Let’s create a stacked area charts of our strains:
ggplot(strains, aes(x = date,
y = count,
fill = strain)) +
geom_area(alpha = 0.6) + # Fill areas with transparency
labs(title = "Stacked Area Chart of Strain Counts Over Time",
x = "Date",
y = "Count",
fill = "Strain") +
theme_minimal()
EXERCISE 🧠🏋️♀️ (4 mins) On the dubious rise of our strains…
…and the flaw with stacked area charts
Looking at the stacked area plot you would be forgiven for thinking all three strains have increased over time. Because stacked area plots can be misleading, they are not always recommended as a type of visualisation.
Investigate more closely each strain count, by changing one strain at a time filter(strain== "Strain A") (and updating the figure title of course) and plotting the area and line chart. What do you notice about the fluctuation over time for each strain? Is this visualised well in our stacked area chart (where fill = strain)?

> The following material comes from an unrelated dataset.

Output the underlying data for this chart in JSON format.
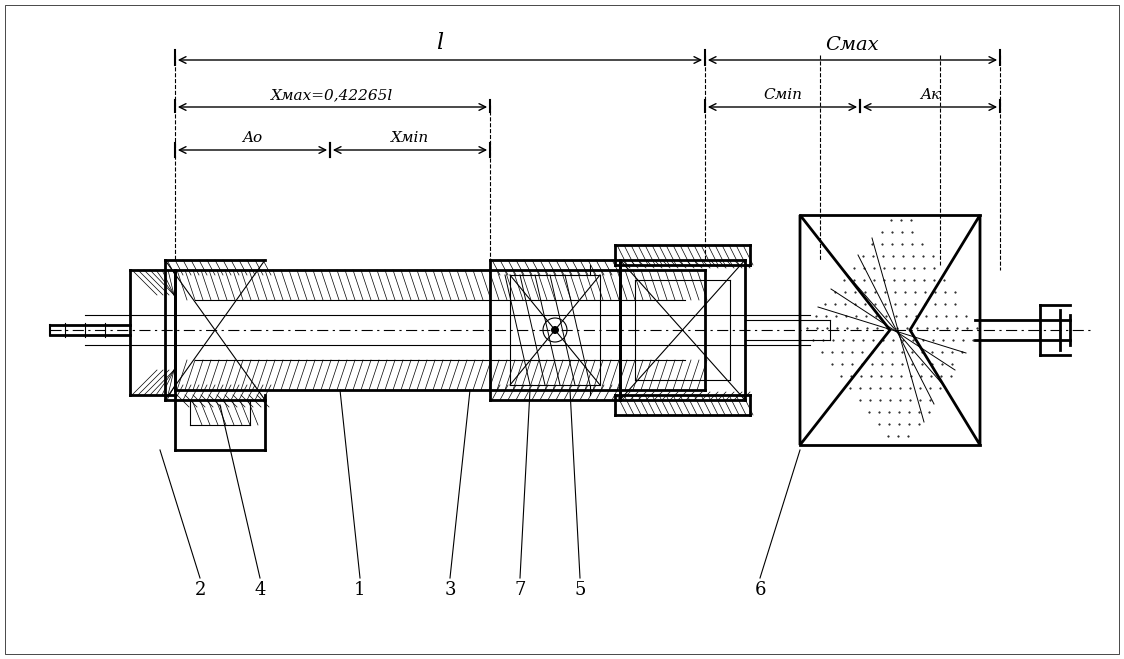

What you will notice that Strain A has not increased in count and is almost exactly where it started! But in our stacked area chart, it appears that every strain goes up. You should only use a stacked area chart when you are interested in the total value of all variables together, and not the individual values of each variable (e.g., parts of a whole, percentages summing to 100%).
An alternative to stacked area plots is the use of facet, which will allow us to visualise multiple strains at once by creating individual panels (e.g., try add + facet_grid(strain ~ .) to the stacked area code block earlier. Swapping the tilde, dot and stock order (. ~ strain) rearranges the layout to vertical instead of horizontal).
Summary
The two key messages from this episode are:
There are lots of different chart types available to you, and they mostly follow the same template with slight variations in the
geom_*()function and the arguments supplied.How you visualise your data can have an impact on what other people see. The human brain is amazing, but even on our best days we make assumptions, or can be distracted, and reach the wrong conclusion. Strive to make your data as clear and transparent as possible.